Quand le Sauveur regardera sur la terre du côté de Saint-Bernard, qu'il trouve là au moins une maison de Béthanie où il puisse se retirer au moment de sa Passion, et s'entretenir avec quelqu'un qui le comprenne et qui l'aime. C'est là notre mission; elle est bien bonne. Je n'invente pas cela. La bonne Mère me l'a dit bien des fois, et qu'il fallait demeurer fermes et inébranlables. Regardons bien, chacun à ce qui nous incombe, car nous en sommes responsables. Tenons‑nous fermes à l'obéissance, car c'est elle qui nous aide à porter le fardeau; portons ce fardeau généreusement sur nos épaules, sans décliner à droite ni à gauche: soyons forts et généreux , ne nous rebutant d'aucune difficulté: "Le Royaume des Cieux est semblable à un négociant en quête de perles fines” (Mt 13:45). L'homme qui fait du négoce, qui s'occupe de ses affaires, s'occupe d'étendre ses relations, d'augmenter son chiffre d'affaires: “Le Royaume de Dieu est au milieu de vous” (Lc 17:21). Ce royaume de Dieu est dans votre âme. Vous ne pouvez pas faire régner Dieu en vous, dans votre âme si vous n'êtes pas semblable à ce marchand qui cherche des perles: “en quête de perles fines” (Mt 13:45). Il cherche des perles au milieu de quoi?.

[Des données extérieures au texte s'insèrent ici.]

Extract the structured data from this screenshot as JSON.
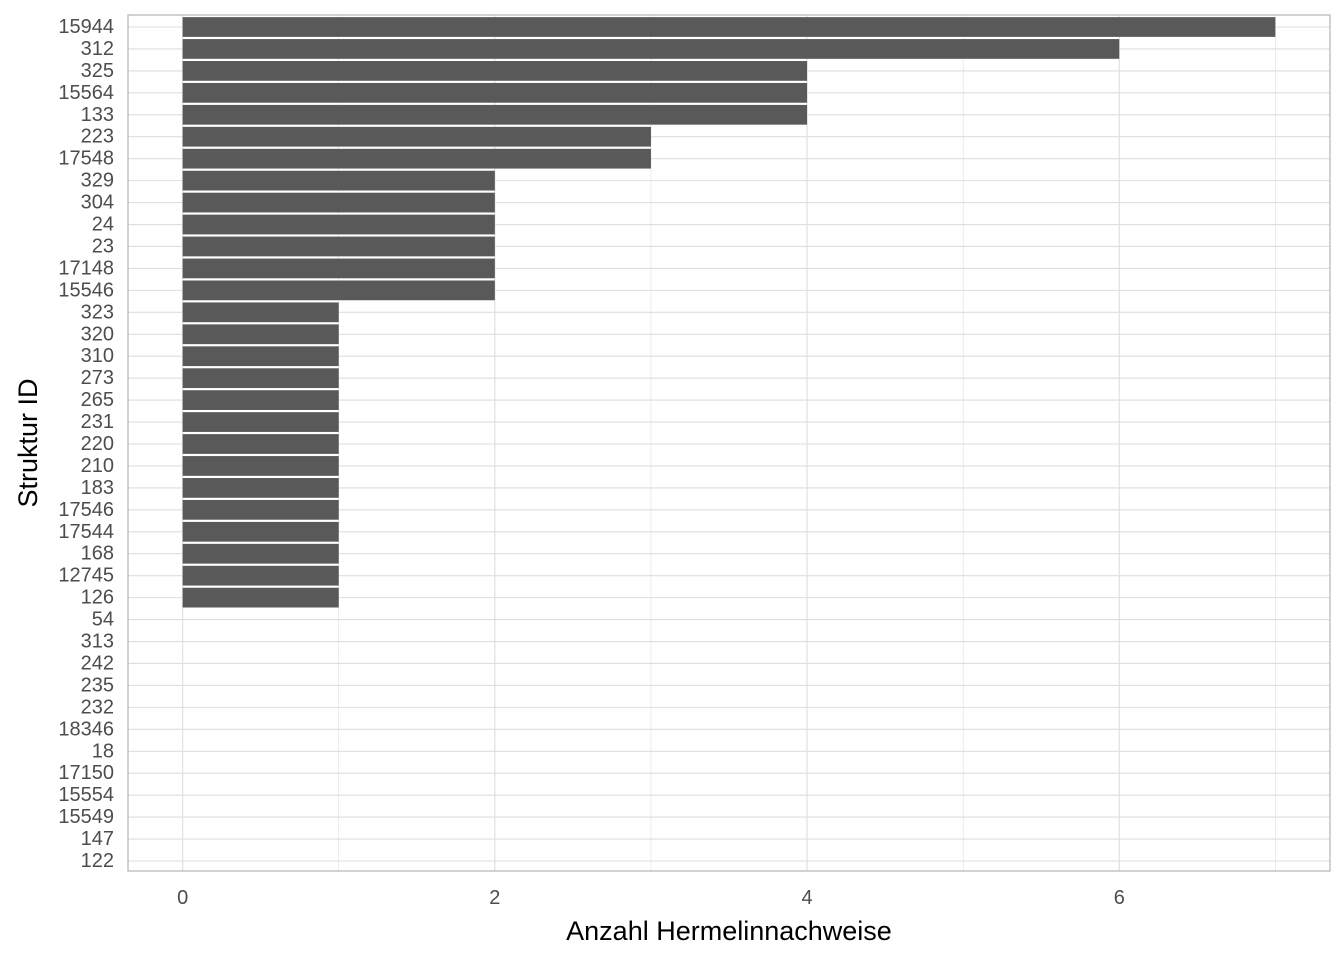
{
  "chart_data": {
    "type": "bar",
    "orientation": "horizontal",
    "title": "",
    "xlabel": "Anzahl Hermelinnachweise",
    "ylabel": "Struktur ID",
    "categories": [
      "15944",
      "312",
      "325",
      "15564",
      "133",
      "223",
      "17548",
      "329",
      "304",
      "24",
      "23",
      "17148",
      "15546",
      "323",
      "320",
      "310",
      "273",
      "265",
      "231",
      "220",
      "210",
      "183",
      "17546",
      "17544",
      "168",
      "12745",
      "126",
      "54",
      "313",
      "242",
      "235",
      "232",
      "18346",
      "18",
      "17150",
      "15554",
      "15549",
      "147",
      "122"
    ],
    "values": [
      7,
      6,
      4,
      4,
      4,
      3,
      3,
      2,
      2,
      2,
      2,
      2,
      2,
      1,
      1,
      1,
      1,
      1,
      1,
      1,
      1,
      1,
      1,
      1,
      1,
      1,
      1,
      0,
      0,
      0,
      0,
      0,
      0,
      0,
      0,
      0,
      0,
      0,
      0
    ],
    "x_ticks": [
      0,
      2,
      4,
      6
    ],
    "xlim": [
      -0.35,
      7.35
    ],
    "grid": true,
    "legend": "none",
    "colors": {
      "bar": "#595959",
      "grid": "#dedede",
      "panel_border": "#b3b3b3",
      "tick_text": "#4d4d4d"
    }
  }
}
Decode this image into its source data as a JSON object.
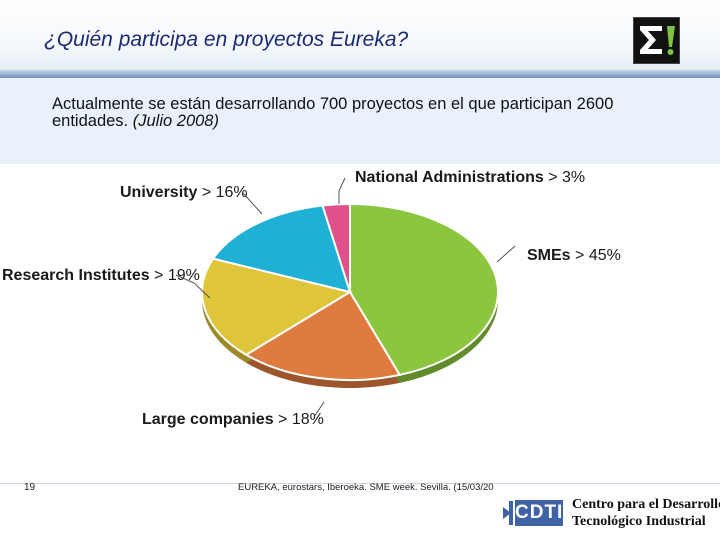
{
  "header": {
    "title": "¿Quién participa en proyectos Eureka?"
  },
  "subtitle": {
    "text": "Actualmente se están desarrollando 700 proyectos en el que participan 2600 entidades.",
    "date": "(Julio 2008)"
  },
  "chart_data": {
    "type": "pie",
    "title": "",
    "slices": [
      {
        "label": "SMEs",
        "value": 45,
        "pct_text": "45%",
        "color": "#8cc63f"
      },
      {
        "label": "Large companies",
        "value": 18,
        "pct_text": "18%",
        "color": "#e07b3f"
      },
      {
        "label": "Research Institutes",
        "value": 19,
        "pct_text": "19%",
        "color": "#dfc53a"
      },
      {
        "label": "University",
        "value": 16,
        "pct_text": "16%",
        "color": "#1fb0d6"
      },
      {
        "label": "National Administrations",
        "value": 3,
        "pct_text": "3%",
        "color": "#e0508a"
      }
    ],
    "legend": "none"
  },
  "footer": {
    "page_number": "19",
    "text": "EUREKA, eurostars, Iberoeka. SME week. Sevilla. (15/03/20",
    "cdti_logo": "CDTI",
    "cdti_name_line1": "Centro para el Desarrollo",
    "cdti_name_line2": "Tecnológico Industrial"
  },
  "icons": {
    "top_logo": "sigma-exclamation-logo",
    "cdti_logo": "cdti-logo"
  }
}
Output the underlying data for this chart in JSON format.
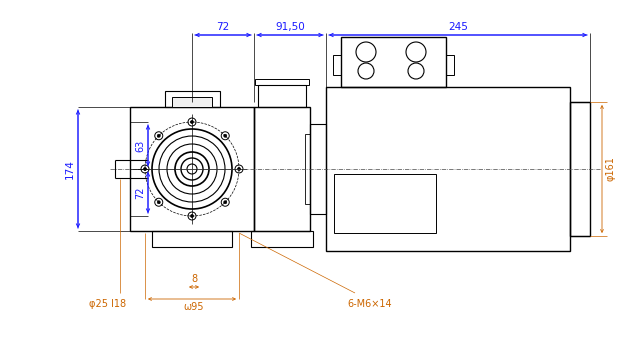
{
  "bg_color": "#ffffff",
  "line_color": "#000000",
  "dim_color": "#1a1aff",
  "dim_color2": "#cc6600",
  "dimensions": {
    "dim_72": "72",
    "dim_91_50": "91,50",
    "dim_245": "245",
    "dim_174": "174",
    "dim_63": "63",
    "dim_72b": "72",
    "dim_8": "8",
    "dim_phi25_118": "φ25 l18",
    "dim_phi95": "ω95",
    "dim_6M6x14": "6-M6×14",
    "dim_phi161": "φ161"
  },
  "figsize": [
    6.22,
    3.37
  ],
  "dpi": 100
}
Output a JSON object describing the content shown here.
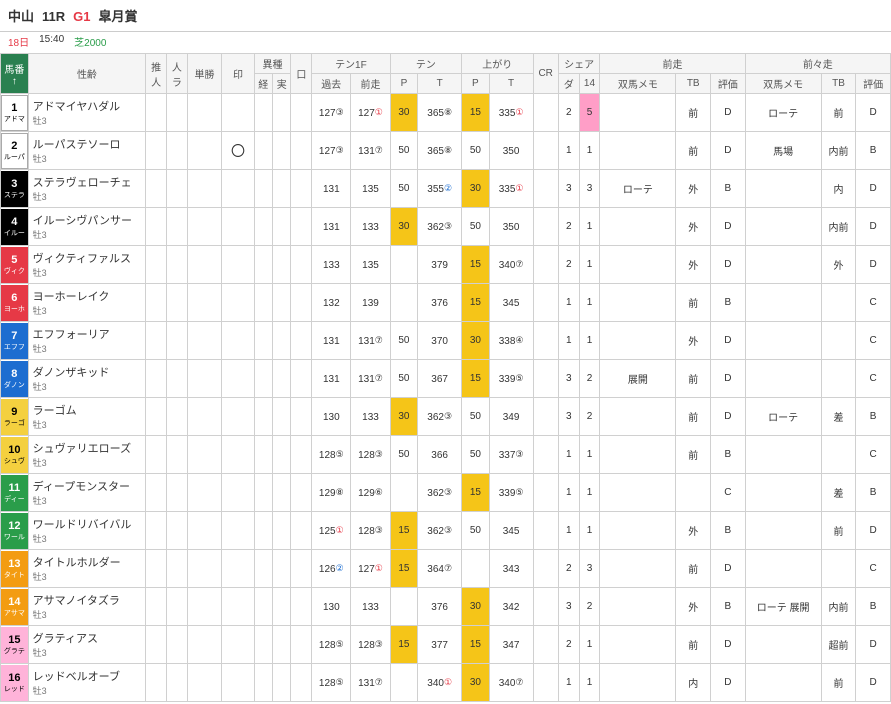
{
  "header": {
    "track": "中山",
    "raceNo": "11R",
    "grade": "G1",
    "raceName": "皐月賞",
    "date": "18日",
    "time": "15:40",
    "condition": "芝2000"
  },
  "cols": {
    "uma": "馬番",
    "sei": "性齢",
    "sui": "推人",
    "jin": "人ラ",
    "tan": "単勝",
    "in": "印",
    "ishu": "異種",
    "kei": "経",
    "jitsu": "実",
    "kuchi": "口",
    "ten1f": "テン1F",
    "kako": "過去",
    "zen": "前走",
    "tenP": "テン",
    "agP": "上がり",
    "P": "P",
    "T": "T",
    "cr": "CR",
    "share": "シェア",
    "da": "ダ",
    "s14": "14",
    "zenso": "前走",
    "zenzen": "前々走",
    "memo": "双馬メモ",
    "tb": "TB",
    "hyo": "評価"
  },
  "frameColors": {
    "1": "white-box",
    "2": "white-box",
    "3": "black-box",
    "4": "black-box",
    "5": "red-box",
    "6": "red-box",
    "7": "blue-box",
    "8": "blue-box",
    "9": "yellow-box",
    "10": "yellow-box",
    "11": "green-box",
    "12": "green-box",
    "13": "orange-box",
    "14": "orange-box",
    "15": "pink-box",
    "16": "pink-box"
  },
  "rows": [
    {
      "num": "1",
      "abbr": "アドマ",
      "name": "アドマイヤハダル",
      "sub": "牡3",
      "mark": "",
      "kako": "127",
      "kakoC": "③",
      "kakoCol": "",
      "zen": "127",
      "zenC": "①",
      "zenCol": "red-txt",
      "tp": "30",
      "tpH": "hl-gold",
      "tt": "365",
      "ttC": "⑧",
      "ap": "15",
      "apH": "hl-gold",
      "at": "335",
      "atC": "①",
      "atCol": "red-txt",
      "da": "2",
      "s14": "5",
      "s14H": "hl-pink",
      "memo1": "",
      "tb1": "前",
      "hy1": "D",
      "memo2": "ローテ",
      "tb2": "前",
      "hy2": "D"
    },
    {
      "num": "2",
      "abbr": "ルーパ",
      "name": "ルーパステソーロ",
      "sub": "牡3",
      "mark": "〇",
      "kako": "127",
      "kakoC": "③",
      "kakoCol": "",
      "zen": "131",
      "zenC": "⑦",
      "zenCol": "",
      "tp": "50",
      "tpH": "",
      "tt": "365",
      "ttC": "⑧",
      "ap": "50",
      "apH": "",
      "at": "350",
      "atC": "",
      "atCol": "",
      "da": "1",
      "s14": "1",
      "s14H": "",
      "memo1": "",
      "tb1": "前",
      "hy1": "D",
      "memo2": "馬場",
      "tb2": "内前",
      "hy2": "B"
    },
    {
      "num": "3",
      "abbr": "ステラ",
      "name": "ステラヴェローチェ",
      "sub": "牡3",
      "mark": "",
      "kako": "131",
      "kakoC": "",
      "kakoCol": "",
      "zen": "135",
      "zenC": "",
      "zenCol": "",
      "tp": "50",
      "tpH": "",
      "tt": "355",
      "ttC": "②",
      "ttCol": "blue-txt",
      "ap": "30",
      "apH": "hl-gold",
      "at": "335",
      "atC": "①",
      "atCol": "red-txt",
      "da": "3",
      "s14": "3",
      "s14H": "",
      "memo1": "ローテ",
      "tb1": "外",
      "hy1": "B",
      "memo2": "",
      "tb2": "内",
      "hy2": "D"
    },
    {
      "num": "4",
      "abbr": "イルー",
      "name": "イルーシヴパンサー",
      "sub": "牡3",
      "mark": "",
      "kako": "131",
      "kakoC": "",
      "kakoCol": "",
      "zen": "133",
      "zenC": "",
      "zenCol": "",
      "tp": "30",
      "tpH": "hl-gold",
      "tt": "362",
      "ttC": "③",
      "ap": "50",
      "apH": "",
      "at": "350",
      "atC": "",
      "atCol": "",
      "da": "2",
      "s14": "1",
      "s14H": "",
      "memo1": "",
      "tb1": "外",
      "hy1": "D",
      "memo2": "",
      "tb2": "内前",
      "hy2": "D"
    },
    {
      "num": "5",
      "abbr": "ヴィク",
      "name": "ヴィクティファルス",
      "sub": "牡3",
      "mark": "",
      "kako": "133",
      "kakoC": "",
      "kakoCol": "",
      "zen": "135",
      "zenC": "",
      "zenCol": "",
      "tp": "",
      "tpH": "",
      "tt": "379",
      "ttC": "",
      "ap": "15",
      "apH": "hl-gold",
      "at": "340",
      "atC": "⑦",
      "atCol": "",
      "da": "2",
      "s14": "1",
      "s14H": "",
      "memo1": "",
      "tb1": "外",
      "hy1": "D",
      "memo2": "",
      "tb2": "外",
      "hy2": "D"
    },
    {
      "num": "6",
      "abbr": "ヨーホ",
      "name": "ヨーホーレイク",
      "sub": "牡3",
      "mark": "",
      "kako": "132",
      "kakoC": "",
      "kakoCol": "",
      "zen": "139",
      "zenC": "",
      "zenCol": "",
      "tp": "",
      "tpH": "",
      "tt": "376",
      "ttC": "",
      "ap": "15",
      "apH": "hl-gold",
      "at": "345",
      "atC": "",
      "atCol": "",
      "da": "1",
      "s14": "1",
      "s14H": "",
      "memo1": "",
      "tb1": "前",
      "hy1": "B",
      "memo2": "",
      "tb2": "",
      "hy2": "C"
    },
    {
      "num": "7",
      "abbr": "エフフ",
      "name": "エフフォーリア",
      "sub": "牡3",
      "mark": "",
      "kako": "131",
      "kakoC": "",
      "kakoCol": "",
      "zen": "131",
      "zenC": "⑦",
      "zenCol": "",
      "tp": "50",
      "tpH": "",
      "tt": "370",
      "ttC": "",
      "ap": "30",
      "apH": "hl-gold",
      "at": "338",
      "atC": "④",
      "atCol": "",
      "da": "1",
      "s14": "1",
      "s14H": "",
      "memo1": "",
      "tb1": "外",
      "hy1": "D",
      "memo2": "",
      "tb2": "",
      "hy2": "C"
    },
    {
      "num": "8",
      "abbr": "ダノン",
      "name": "ダノンザキッド",
      "sub": "牡3",
      "mark": "",
      "kako": "131",
      "kakoC": "",
      "kakoCol": "",
      "zen": "131",
      "zenC": "⑦",
      "zenCol": "",
      "tp": "50",
      "tpH": "",
      "tt": "367",
      "ttC": "",
      "ap": "15",
      "apH": "hl-gold",
      "at": "339",
      "atC": "⑤",
      "atCol": "",
      "da": "3",
      "s14": "2",
      "s14H": "",
      "memo1": "展開",
      "tb1": "前",
      "hy1": "D",
      "memo2": "",
      "tb2": "",
      "hy2": "C"
    },
    {
      "num": "9",
      "abbr": "ラーゴ",
      "name": "ラーゴム",
      "sub": "牡3",
      "mark": "",
      "kako": "130",
      "kakoC": "",
      "kakoCol": "",
      "zen": "133",
      "zenC": "",
      "zenCol": "",
      "tp": "30",
      "tpH": "hl-gold",
      "tt": "362",
      "ttC": "③",
      "ap": "50",
      "apH": "",
      "at": "349",
      "atC": "",
      "atCol": "",
      "da": "3",
      "s14": "2",
      "s14H": "",
      "memo1": "",
      "tb1": "前",
      "hy1": "D",
      "memo2": "ローテ",
      "tb2": "差",
      "hy2": "B"
    },
    {
      "num": "10",
      "abbr": "シュヴ",
      "name": "シュヴァリエローズ",
      "sub": "牡3",
      "mark": "",
      "kako": "128",
      "kakoC": "⑤",
      "kakoCol": "",
      "zen": "128",
      "zenC": "③",
      "zenCol": "",
      "tp": "50",
      "tpH": "",
      "tt": "366",
      "ttC": "",
      "ap": "50",
      "apH": "",
      "at": "337",
      "atC": "③",
      "atCol": "",
      "da": "1",
      "s14": "1",
      "s14H": "",
      "memo1": "",
      "tb1": "前",
      "hy1": "B",
      "memo2": "",
      "tb2": "",
      "hy2": "C"
    },
    {
      "num": "11",
      "abbr": "ディー",
      "name": "ディープモンスター",
      "sub": "牡3",
      "mark": "",
      "kako": "129",
      "kakoC": "⑧",
      "kakoCol": "",
      "zen": "129",
      "zenC": "⑥",
      "zenCol": "",
      "tp": "",
      "tpH": "",
      "tt": "362",
      "ttC": "③",
      "ap": "15",
      "apH": "hl-gold",
      "at": "339",
      "atC": "⑤",
      "atCol": "",
      "da": "1",
      "s14": "1",
      "s14H": "",
      "memo1": "",
      "tb1": "",
      "hy1": "C",
      "memo2": "",
      "tb2": "差",
      "hy2": "B"
    },
    {
      "num": "12",
      "abbr": "ワール",
      "name": "ワールドリバイバル",
      "sub": "牡3",
      "mark": "",
      "kako": "125",
      "kakoC": "①",
      "kakoCol": "red-txt",
      "zen": "128",
      "zenC": "③",
      "zenCol": "",
      "tp": "15",
      "tpH": "hl-gold",
      "tt": "362",
      "ttC": "③",
      "ap": "50",
      "apH": "",
      "at": "345",
      "atC": "",
      "atCol": "",
      "da": "1",
      "s14": "1",
      "s14H": "",
      "memo1": "",
      "tb1": "外",
      "hy1": "B",
      "memo2": "",
      "tb2": "前",
      "hy2": "D"
    },
    {
      "num": "13",
      "abbr": "タイト",
      "name": "タイトルホルダー",
      "sub": "牡3",
      "mark": "",
      "kako": "126",
      "kakoC": "②",
      "kakoCol": "blue-txt",
      "zen": "127",
      "zenC": "①",
      "zenCol": "red-txt",
      "tp": "15",
      "tpH": "hl-gold",
      "tt": "364",
      "ttC": "⑦",
      "ap": "",
      "apH": "",
      "at": "343",
      "atC": "",
      "atCol": "",
      "da": "2",
      "s14": "3",
      "s14H": "",
      "memo1": "",
      "tb1": "前",
      "hy1": "D",
      "memo2": "",
      "tb2": "",
      "hy2": "C"
    },
    {
      "num": "14",
      "abbr": "アサマ",
      "name": "アサマノイタズラ",
      "sub": "牡3",
      "mark": "",
      "kako": "130",
      "kakoC": "",
      "kakoCol": "",
      "zen": "133",
      "zenC": "",
      "zenCol": "",
      "tp": "",
      "tpH": "",
      "tt": "376",
      "ttC": "",
      "ap": "30",
      "apH": "hl-gold",
      "at": "342",
      "atC": "",
      "atCol": "",
      "da": "3",
      "s14": "2",
      "s14H": "",
      "memo1": "",
      "tb1": "外",
      "hy1": "B",
      "memo2": "ローテ 展開",
      "tb2": "内前",
      "hy2": "B"
    },
    {
      "num": "15",
      "abbr": "グラテ",
      "name": "グラティアス",
      "sub": "牡3",
      "mark": "",
      "kako": "128",
      "kakoC": "⑤",
      "kakoCol": "",
      "zen": "128",
      "zenC": "③",
      "zenCol": "",
      "tp": "15",
      "tpH": "hl-gold",
      "tt": "377",
      "ttC": "",
      "ap": "15",
      "apH": "hl-gold",
      "at": "347",
      "atC": "",
      "atCol": "",
      "da": "2",
      "s14": "1",
      "s14H": "",
      "memo1": "",
      "tb1": "前",
      "hy1": "D",
      "memo2": "",
      "tb2": "超前",
      "hy2": "D"
    },
    {
      "num": "16",
      "abbr": "レッド",
      "name": "レッドベルオーブ",
      "sub": "牡3",
      "mark": "",
      "kako": "128",
      "kakoC": "⑤",
      "kakoCol": "",
      "zen": "131",
      "zenC": "⑦",
      "zenCol": "",
      "tp": "",
      "tpH": "",
      "tt": "340",
      "ttC": "①",
      "ttCol": "red-txt",
      "ap": "30",
      "apH": "hl-gold",
      "at": "340",
      "atC": "⑦",
      "atCol": "",
      "da": "1",
      "s14": "1",
      "s14H": "",
      "memo1": "",
      "tb1": "内",
      "hy1": "D",
      "memo2": "",
      "tb2": "前",
      "hy2": "D"
    }
  ]
}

L'application des paroles de l'Evangile est frappante. Il cherche ces perles, il les trouve dans ce que le bon Dieu nous met entre les mains, dans ce qu'il nous confie, dans notre besogne de chaque jour. Il y a là de bonnes petites perles qu'il ne faut pas méconnaître. Chez quelques‑uns ces perles ne sont pas bien grosses; elles sont bien dures, bien grossières, bien opaques. Il faut les chercher, les trouver, les faire valoir. Souvenons‑nous de cette parole de l'Evangile pendant cette année; apportons bien tout notre zèle et notre dévouement, afin d'entrer entièrement dans la pensée du Sauveur. Vous serez bien aidés dans vos moments difficiles, dans les grandes tentations, en considérant Notre‑Seigneur dans ses actes et ses paroles. C'était tout à fait l'esprit de la bonne Mère, sa manière de voir et de faire. Dans les conversions qu'elle opérait, dans les retours au bon Dieu qu'elle préparait, c'était bien cela. Elle cherchait la bonne perle là où personne ne la soupçonnait; elle la trouvait et elle la faisait valoir. Elle a dit que les Oblats étaient les héritiers de son don. Le voilà son don vis‑à‑vis de Dieu et vis‑à‑vis des hommes.